Si, en vous souvenant du concert de Pierre Lapointe au Festival d'été, vous pensiez télécharger La forêt des mal-aimés sur iTunes, une surprise vous attend.

Identifiées au nom de l'artiste, à peine cinq chansons tirées d'obscures compilations s'affichent sur l'écran de votre ordinateur. Faites une recherche avec Nicolas Ciccone, Karkwa, Damien Robitaille et Isabelle Boulay. Et vous obtenez le même résultat.

Pour les quelques milliers de Québécois qui ont acheté un iPod et espéraient télécharger les chansons de ces artistes qui ont tous été sélectionnés au Gala de l'ADISQ, c'est plutôt décevant.

Avec Archambaultzik, iTunes Store occupe pourtant la plus grosse part du marché de la musique en ligne québécoise. Apple Canada refuse de dévoiler ses chiffres, mais plusieurs représentants du milieu de la musique numérique interrogés par Le Soleil assurent que c'est le cas.

Aux États-Unis, iTunes a réussi cette année à semer les grandes chaînes de disquaires pour devenir le troisième plus important vendeur de musique après Best Buy et Wal-Mart. Selon la firme de recherche NPD, la plateforme de Apple siphonne maintenant 10 % des achats de musique sur le marché américain et 70 % des ventes de musique numérique. En juillet, iTunes avait écoulé 3 milliards de chansons à 99 ¢ sur la planète.

Présent dans une vingtaine de pays, iTunes ne semble pas avoir l'intention de développer une boutique en ligne adaptée aux deux solitudes. Le site canadien est mené par une petite équipe à Toronto. Même si vous avez programmé iTunes en français, la page d'accueil du Store s'affiche à moitié en anglais avec en vedette les gagnants des Juno, qu'une poignée de Québécois regardent à la télé.

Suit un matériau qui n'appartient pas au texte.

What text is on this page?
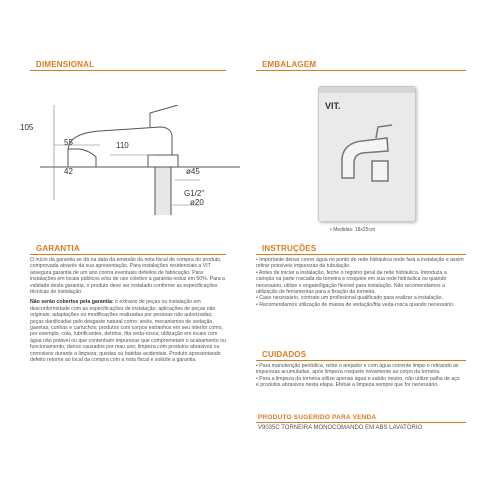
DIMENSIONAL
105
55	110
42	ø45
G1/2"
ø20
EMBALAGEM
VIT.
• Medidas: 18x25cm
GARANTIA

O início da garantia se dá na data da emissão da nota fiscal de compra do produto, comprovada através da sua apresentação. Para instalações residenciais a VIT assegura garantia de um ano contra eventuais defeitos de fabricação. Para instalações em locais públicos e/ou de uso coletivo a garantia reduz em 50%. Para a validade desta garantia, o produto deve ser instalado conforme as especificações técnicas de instalação.

Não serão cobertos pela garantia: o extravio de peças ou instalação em desconformidade com as especificações de instalação; aplicações de peças não originais; adaptações ou modificações realizadas por pessoas não autorizadas; peças danificadas pelo desgaste natural como: anéis, mecanismos de vedação, gaxetas, cunhas e cartuchos; produtos com corpos estranhos em seu interior como, por exemplo, cola, lubrificantes, detritos, fita veda-rosca; utilização em locais com água não potável ou que contenham impurezas que comprometam o acabamento ou funcionamento; danos causados por mau uso; limpeza com produtos abrasivos ou corrosivos durante a limpeza; quedas ou batidas acidentais. Produto apresentando defeito retorne ao local da compra com a nota fiscal e solicite a garantia.

INSTRUÇÕES

• Importante deixar correr água no ponto de rede hidráulica onde fará a instalação e assim retirar possíveis impurezas da tubulação.

• Antes de iniciar a instalação, feche o registro geral da rede hidráulica. Introduza a canopla na parte roscada da torneira e rosqueie em sua rede hidráulica ou quando necessário, utilize o engate/ligação flexível para instalação. Não recomendamos a utilização de ferramentas para a fixação da torneira.

• Caso necessário, contrate um profissional qualificado para realizar a instalação.

• Recomendamos utilização de massa de vedação/fita veda-rosca quando necessário.

CUIDADOS

• Para manutenção periódica, retire o arejador e com água corrente limpe-o retirando as impurezas acumuladas, após limpeza rosqueie novamente ao corpo da torneira.

• Para a limpeza da torneira utilize apenas água e sabão neutro, não utilize palha de aço e produtos abrasivos nesta etapa. Efetue a limpeza sempre que for necessário.

PRODUTO SUGERIDO PARA VENDA
V9035C TORNEIRA MONOCOMANDO EM ABS LAVATÓRIO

Insatisfaits de la faible représentation des artistes d'ici et de l'intransigeance de l'entreprise sur les prix, plusieurs maisons de disques du Québec ont refusé de signer avec iTunes. Audiogram, qui abrite Isabelle Boulay et Pierre Lapointe, tente encore de s'entendre avec Apple. En vain. «Les aménagements possibles dans le cas des majors sont assez nombreux, mais dans le cas des petites maisons indépendantes, ils ne le sont pas», dit Martin Merlino, directeur du marketing.

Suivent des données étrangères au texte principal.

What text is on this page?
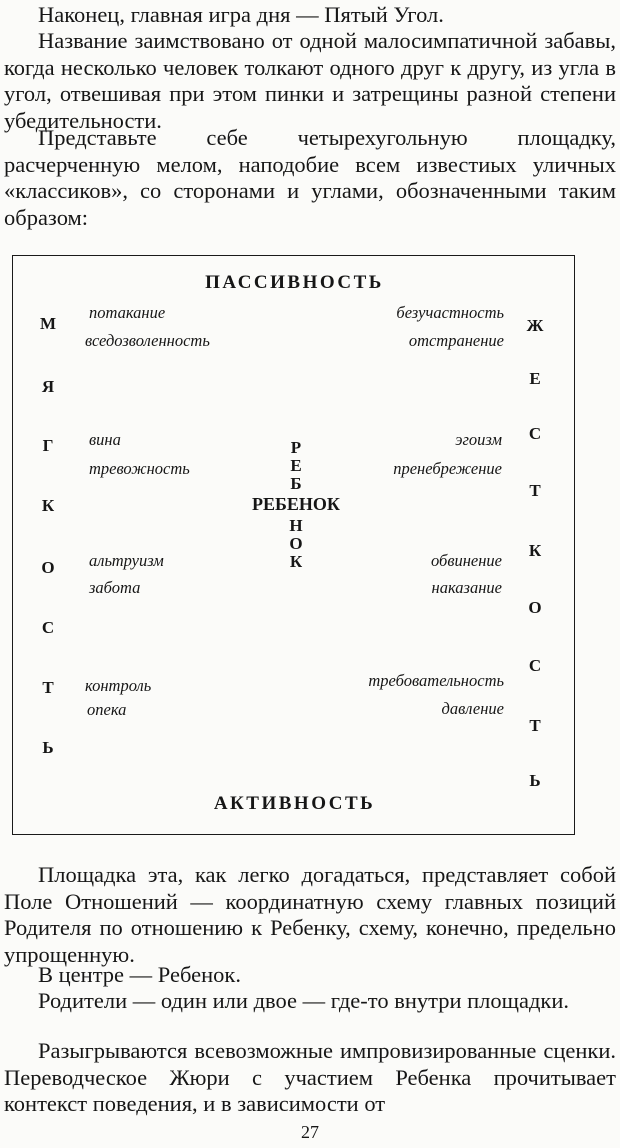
Наконец, главная игра дня — Пятый Угол.

Название заимствовано от одной малосимпатичной забавы, когда несколько человек толкают одного друг к другу, из угла в угол, отвешивая при этом пинки и затрещины разной степени убедительности.

Представьте себе четырехугольную площадку, расчерченную мелом, наподобие всем известиых уличных «классиков», со сторонами и углами, обозначенными таким образом:

ПАССИВНОСТЬ
АКТИВНОСТЬ
М
Я
Г
К
О
С
Т
Ь
Ж
Е
С
Т
К
О
С
Т
Ь
Р
Е
Б
Н
О
К
РЕБЕНОК
потакание
вседозволенность
безучастность
отстранение
вина
тревожность
эгоизм
пренебрежение
альтруизм
забота
обвинение
наказание
контроль
опека
требовательность
давление

Площадка эта, как легко догадаться, представляет собой Поле Отношений — координатную схему главных позиций Родителя по отношению к Ребенку, схему, конечно, предельно упрощенную.

В центре — Ребенок.

Родители — один или двое — где-то внутри площадки.

Разыгрываются всевозможные импровизированные сценки. Переводческое Жюри с участием Ребенка прочитывает контекст поведения, и в зависимости от

27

Ici comme ailleurs, plusieurs labels voudraient pouvoir briser la norme du 99 ¢ par chanson, 9,99 $ par album. Certaines maisons américaines de disques ont voulu facturer jusqu'à 2,50 $ pour les hits et moins que 99 ¢ pour les vieilles chansons. Une demande que le président d'Apple, Steve Jobs, avait qualifiée de «chiche», mais qui a conduit iTunes à faire quelques concessions mineures - certains albums se vendent maintenant à 7,99 $ et d'autres à 13,99 $.

«Personne n'aime vraiment Apple comme partenaire», confiait au magazine Rolling Stone un ancien représentant dans la musique numérique. «Ils ressemblent à Wal-Mart: c'est ça ou rien.»

Pour avoir un plus grand pouvoir de négociation avec iTunes et d'autres sites de vente en ligne, les labels indépendants font affaire avec des groupes qui se spécialisent dans la musique en ligne. Par exemple, Malajube et Tricot Machine sont représentés par l'agrégateur californien IODA (independent online music alliance).

La stratégie s'est révélée payante pour l'étiquette des deux formations. Depuis que son catalogue est disponible sur iTunes, il y a près d'un an, Dare To Care Grosse Boîte enregistre environ 30 % de ses ventes grâce au téléchargement légal. «On voit la différence, dit la directrice du label, Laurie Boisvert. Les ventes de disques stagnent. Et de l'autre côté (en ligne), on est toujours en croissance, de mois en mois.»

Reste que pour quelqu'un qui aime Malajube et Pierre Lapointe, les sites québécois restent la meilleure solution. Sinon, il y a toujours le disquaire.